As the region pushes forward with a multi-pronged approach to the future of mobility, the common consensus is that the development of infrastructure will be key. “Infrastructure is another key challenge for the adoption of new technologies. Airports, for example, must have facilities and infrastructure built in accordance with the best standards and with state-of-the-art technologies, which might be a major challenge for countries with less sophisticated systems,” says Hawes from the Airshow. Mellor from Hypermotion seconds that thought.

“There is one crucial condition that must be met to enable such a grand transformation to mobility: improved infrastructure. Without laying the proper foundations to allow these solutions to exist, they will remain concepts. We’re lucky that change in this part of the world can be instigated quickly and effectively. With the added benefit of new projects and developments emerging all the time, infrastructure will undoubtedly play a crucial role in master-planning,” notes Mellor.

The 1,200km Etihad Rail line which will connect all seven emirates of the UAE to Saudi Arabia, with passenger and freight services executed along the route, is yet another case study of far-sighted infrastructure planning within the region.

In countries where infrastructure is lacking, it is the private sector that is stepping in to tie up the loose ends – in January, DP World, the world’s largest operators of marine ports and inland cargo terminals, signed a 20-year concession agreement with the government of Angola to operate the Multipurpose Terminal (MPT) at the Port of Luanda in Angola. It pledged to invest $190m over that period to overhaul its existing infrastructure and acquire new equipment to help increase the terminal’s annual throughput to approximately 700,000 TEUs per year.

Closer to home, DP World has shown what the Virgin Hyperloop could mean for cargo services. The DP World Cargospeed, which will be built using the zero-emission propulsion hyperloop system repurposed for cargo, will transport high-priority, time sensitive goods including fresh food and medical supplies as well as connect with other existing modes of road, rail and air transport at manufacturing parks, distribution centres, economic zones, and regional urban centres.

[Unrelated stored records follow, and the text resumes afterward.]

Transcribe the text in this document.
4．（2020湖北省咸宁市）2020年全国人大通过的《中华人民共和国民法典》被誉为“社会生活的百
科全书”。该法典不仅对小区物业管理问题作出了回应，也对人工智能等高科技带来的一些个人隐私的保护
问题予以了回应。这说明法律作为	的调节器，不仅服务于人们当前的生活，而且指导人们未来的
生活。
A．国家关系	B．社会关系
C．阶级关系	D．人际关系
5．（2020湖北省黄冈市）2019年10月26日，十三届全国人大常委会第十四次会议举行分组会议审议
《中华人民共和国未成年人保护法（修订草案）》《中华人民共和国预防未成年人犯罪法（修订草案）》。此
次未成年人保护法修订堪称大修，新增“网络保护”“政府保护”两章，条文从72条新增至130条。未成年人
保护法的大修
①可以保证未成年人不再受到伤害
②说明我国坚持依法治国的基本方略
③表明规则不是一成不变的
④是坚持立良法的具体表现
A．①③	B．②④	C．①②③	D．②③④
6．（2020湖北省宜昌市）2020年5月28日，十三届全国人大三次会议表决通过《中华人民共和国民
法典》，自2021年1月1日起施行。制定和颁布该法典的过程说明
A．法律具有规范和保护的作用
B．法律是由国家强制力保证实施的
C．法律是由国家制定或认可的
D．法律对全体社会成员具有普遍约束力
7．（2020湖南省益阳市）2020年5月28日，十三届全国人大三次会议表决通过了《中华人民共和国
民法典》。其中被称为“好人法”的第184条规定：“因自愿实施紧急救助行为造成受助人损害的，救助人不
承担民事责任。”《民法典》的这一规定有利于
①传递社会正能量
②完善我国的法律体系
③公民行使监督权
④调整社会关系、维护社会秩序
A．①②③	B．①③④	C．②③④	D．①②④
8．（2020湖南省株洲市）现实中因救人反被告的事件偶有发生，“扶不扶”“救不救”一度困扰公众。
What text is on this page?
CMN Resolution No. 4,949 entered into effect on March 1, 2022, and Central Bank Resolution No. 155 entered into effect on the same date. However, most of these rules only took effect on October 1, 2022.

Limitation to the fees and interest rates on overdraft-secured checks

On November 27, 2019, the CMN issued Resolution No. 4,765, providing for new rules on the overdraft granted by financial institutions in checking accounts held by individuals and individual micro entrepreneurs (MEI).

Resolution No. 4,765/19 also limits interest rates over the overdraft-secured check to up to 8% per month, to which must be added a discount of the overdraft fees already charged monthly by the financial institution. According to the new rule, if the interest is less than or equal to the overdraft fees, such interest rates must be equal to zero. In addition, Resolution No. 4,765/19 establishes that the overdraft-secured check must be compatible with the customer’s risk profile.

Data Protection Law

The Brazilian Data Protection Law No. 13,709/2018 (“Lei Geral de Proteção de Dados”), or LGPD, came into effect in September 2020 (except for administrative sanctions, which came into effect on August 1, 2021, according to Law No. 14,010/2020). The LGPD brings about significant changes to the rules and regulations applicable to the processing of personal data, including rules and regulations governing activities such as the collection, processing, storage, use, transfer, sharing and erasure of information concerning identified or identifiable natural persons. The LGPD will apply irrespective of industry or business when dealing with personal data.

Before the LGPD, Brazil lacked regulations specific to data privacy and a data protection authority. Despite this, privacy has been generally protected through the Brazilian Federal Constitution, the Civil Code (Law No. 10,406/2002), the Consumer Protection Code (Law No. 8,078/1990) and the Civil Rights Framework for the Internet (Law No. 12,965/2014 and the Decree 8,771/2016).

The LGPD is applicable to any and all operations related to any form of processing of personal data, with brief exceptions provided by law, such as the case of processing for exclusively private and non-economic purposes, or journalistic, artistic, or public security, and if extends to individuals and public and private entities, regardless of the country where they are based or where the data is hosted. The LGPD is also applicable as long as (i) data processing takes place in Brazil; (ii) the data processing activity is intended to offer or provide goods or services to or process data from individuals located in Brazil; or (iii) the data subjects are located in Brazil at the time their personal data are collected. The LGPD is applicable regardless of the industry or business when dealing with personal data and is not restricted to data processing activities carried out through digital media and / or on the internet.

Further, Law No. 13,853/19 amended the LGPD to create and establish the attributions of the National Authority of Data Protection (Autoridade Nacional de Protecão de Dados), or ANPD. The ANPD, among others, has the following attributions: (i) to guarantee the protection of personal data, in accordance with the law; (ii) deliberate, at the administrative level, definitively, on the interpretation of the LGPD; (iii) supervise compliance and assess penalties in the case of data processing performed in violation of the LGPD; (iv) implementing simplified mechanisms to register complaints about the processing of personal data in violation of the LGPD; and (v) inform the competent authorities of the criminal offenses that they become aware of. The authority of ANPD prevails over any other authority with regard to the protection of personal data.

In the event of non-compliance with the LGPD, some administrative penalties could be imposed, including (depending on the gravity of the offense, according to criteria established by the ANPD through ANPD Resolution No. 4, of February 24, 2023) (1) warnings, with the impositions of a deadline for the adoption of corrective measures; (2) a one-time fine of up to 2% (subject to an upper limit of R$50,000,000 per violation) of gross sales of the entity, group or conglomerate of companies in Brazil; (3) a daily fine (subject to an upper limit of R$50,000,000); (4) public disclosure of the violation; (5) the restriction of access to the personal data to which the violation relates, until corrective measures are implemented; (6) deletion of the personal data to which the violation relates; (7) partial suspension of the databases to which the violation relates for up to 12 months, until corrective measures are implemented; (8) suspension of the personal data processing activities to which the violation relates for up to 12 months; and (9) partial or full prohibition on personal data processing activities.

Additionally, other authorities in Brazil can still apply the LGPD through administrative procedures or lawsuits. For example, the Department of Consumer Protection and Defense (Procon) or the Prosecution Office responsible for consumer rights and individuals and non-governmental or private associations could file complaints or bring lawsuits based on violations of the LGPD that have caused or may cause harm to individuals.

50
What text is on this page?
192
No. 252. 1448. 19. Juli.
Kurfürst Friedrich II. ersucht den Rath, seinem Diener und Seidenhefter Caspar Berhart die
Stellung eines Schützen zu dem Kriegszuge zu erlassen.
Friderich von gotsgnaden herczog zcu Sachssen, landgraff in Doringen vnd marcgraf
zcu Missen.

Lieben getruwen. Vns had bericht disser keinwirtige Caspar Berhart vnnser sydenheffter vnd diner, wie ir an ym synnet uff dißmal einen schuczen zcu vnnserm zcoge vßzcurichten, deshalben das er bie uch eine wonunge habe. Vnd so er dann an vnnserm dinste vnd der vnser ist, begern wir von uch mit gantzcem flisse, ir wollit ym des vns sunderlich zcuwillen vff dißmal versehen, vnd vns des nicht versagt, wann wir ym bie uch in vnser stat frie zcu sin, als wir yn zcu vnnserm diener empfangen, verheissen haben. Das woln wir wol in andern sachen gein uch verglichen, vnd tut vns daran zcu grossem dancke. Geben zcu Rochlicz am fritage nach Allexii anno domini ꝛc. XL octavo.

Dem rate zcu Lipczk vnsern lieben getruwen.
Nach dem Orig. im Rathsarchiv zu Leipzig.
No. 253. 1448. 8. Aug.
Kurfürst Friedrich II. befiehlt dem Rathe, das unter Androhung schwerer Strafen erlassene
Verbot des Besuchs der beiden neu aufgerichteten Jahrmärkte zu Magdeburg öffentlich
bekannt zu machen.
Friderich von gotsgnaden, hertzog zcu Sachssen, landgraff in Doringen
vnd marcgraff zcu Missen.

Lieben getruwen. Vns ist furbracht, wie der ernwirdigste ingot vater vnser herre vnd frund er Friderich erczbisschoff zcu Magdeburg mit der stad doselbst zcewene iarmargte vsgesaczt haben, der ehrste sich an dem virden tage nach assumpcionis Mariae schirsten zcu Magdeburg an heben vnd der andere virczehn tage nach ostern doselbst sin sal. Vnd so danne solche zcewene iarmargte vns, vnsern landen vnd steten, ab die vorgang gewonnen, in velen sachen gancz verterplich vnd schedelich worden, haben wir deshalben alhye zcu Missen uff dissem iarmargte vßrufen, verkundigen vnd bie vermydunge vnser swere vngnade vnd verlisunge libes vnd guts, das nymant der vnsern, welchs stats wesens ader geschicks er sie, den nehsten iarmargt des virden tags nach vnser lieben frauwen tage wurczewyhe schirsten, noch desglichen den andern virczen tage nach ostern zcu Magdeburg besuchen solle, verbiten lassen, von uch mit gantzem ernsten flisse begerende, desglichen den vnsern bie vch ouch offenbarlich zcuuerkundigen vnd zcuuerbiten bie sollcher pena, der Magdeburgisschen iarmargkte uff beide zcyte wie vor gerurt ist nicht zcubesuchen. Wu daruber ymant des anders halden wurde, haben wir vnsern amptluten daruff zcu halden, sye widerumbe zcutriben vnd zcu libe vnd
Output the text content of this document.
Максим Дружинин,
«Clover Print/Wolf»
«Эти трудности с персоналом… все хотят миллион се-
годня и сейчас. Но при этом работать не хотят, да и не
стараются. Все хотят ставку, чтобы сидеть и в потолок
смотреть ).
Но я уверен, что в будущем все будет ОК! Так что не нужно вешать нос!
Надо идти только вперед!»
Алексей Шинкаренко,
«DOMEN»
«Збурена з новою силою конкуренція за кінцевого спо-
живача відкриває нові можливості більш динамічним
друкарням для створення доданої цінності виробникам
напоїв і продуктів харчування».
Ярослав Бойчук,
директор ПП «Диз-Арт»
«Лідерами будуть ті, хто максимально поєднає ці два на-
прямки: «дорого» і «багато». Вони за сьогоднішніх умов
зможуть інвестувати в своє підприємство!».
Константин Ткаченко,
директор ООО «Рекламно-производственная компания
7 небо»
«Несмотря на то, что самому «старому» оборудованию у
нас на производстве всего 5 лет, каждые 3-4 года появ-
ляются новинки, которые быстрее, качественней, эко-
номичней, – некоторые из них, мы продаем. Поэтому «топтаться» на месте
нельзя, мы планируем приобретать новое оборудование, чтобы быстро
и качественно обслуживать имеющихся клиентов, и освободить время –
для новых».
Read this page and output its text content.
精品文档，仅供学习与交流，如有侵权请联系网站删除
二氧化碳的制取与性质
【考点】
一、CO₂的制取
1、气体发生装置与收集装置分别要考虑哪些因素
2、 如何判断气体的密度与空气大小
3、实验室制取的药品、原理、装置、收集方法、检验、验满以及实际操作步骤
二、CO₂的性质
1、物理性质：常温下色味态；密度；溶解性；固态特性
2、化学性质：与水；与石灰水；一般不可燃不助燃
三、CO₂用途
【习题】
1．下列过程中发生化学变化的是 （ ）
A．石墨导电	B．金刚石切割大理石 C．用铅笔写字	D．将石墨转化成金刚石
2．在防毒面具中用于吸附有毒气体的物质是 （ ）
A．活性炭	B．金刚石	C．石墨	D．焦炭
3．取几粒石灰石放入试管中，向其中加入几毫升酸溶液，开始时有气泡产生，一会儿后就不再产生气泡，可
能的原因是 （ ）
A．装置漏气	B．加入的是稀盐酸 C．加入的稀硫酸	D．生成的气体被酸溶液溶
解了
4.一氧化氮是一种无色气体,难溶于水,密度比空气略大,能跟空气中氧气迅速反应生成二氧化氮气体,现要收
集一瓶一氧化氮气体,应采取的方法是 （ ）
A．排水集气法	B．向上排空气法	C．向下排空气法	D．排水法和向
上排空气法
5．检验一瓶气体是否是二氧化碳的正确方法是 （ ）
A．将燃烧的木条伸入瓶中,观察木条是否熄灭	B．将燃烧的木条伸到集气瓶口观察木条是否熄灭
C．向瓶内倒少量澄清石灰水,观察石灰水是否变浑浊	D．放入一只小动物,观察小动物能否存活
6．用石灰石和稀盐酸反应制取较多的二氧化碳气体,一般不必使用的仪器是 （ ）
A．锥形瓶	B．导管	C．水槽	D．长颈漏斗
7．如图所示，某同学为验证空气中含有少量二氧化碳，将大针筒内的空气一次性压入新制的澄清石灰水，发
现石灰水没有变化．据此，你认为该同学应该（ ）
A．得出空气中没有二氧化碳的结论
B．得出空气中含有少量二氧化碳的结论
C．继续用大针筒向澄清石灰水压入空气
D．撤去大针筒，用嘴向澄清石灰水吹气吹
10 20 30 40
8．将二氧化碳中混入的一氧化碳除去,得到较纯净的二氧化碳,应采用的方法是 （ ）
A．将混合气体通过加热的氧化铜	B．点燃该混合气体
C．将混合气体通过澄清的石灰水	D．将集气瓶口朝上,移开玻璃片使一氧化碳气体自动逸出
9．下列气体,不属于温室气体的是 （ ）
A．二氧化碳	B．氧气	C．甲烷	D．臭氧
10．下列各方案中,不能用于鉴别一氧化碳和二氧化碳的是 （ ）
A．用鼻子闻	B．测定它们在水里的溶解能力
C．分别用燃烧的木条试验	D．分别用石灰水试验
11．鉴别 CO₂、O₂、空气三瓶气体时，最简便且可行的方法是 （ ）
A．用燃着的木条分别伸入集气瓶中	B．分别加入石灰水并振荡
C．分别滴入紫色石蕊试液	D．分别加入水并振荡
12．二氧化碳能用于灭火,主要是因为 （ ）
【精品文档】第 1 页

“We haven’t seen a new mode of mass transit in over a century and hyperloop will revolutionise the world in the same way the plane, train, or cargo ship did in its time. We hope to have hyperloop running in years, not decades – governments all over the world are interested in this technology. First we regulate and certify, then we start building for passengers and cargo,” said a spokesperson for DP World.

The UAE’s ambitions for mobility extend extraterrestrial as well – its ingenious Hope Probe successfully entered Mars’ orbit earlier this year. Besides, the UAE Space Agency has signed onto NASA’s Artemis Accords for space exploration, while the Mohammed Bin Rashid Space Centre (MBRSC) has agreed with Japan’s ispace for the latter to deliver the Emirates Lunar Mission’s ‘Rashid’ rover to the Moon. The UAE is also working on the Mars 2117 Programme, which aims to build a human colony on the red planet within the next 100 years.

Before you relegate that to a fantastical state of mind and of ambition gone unchecked, pause and remind yourself of what they said about Musk only a few years ago.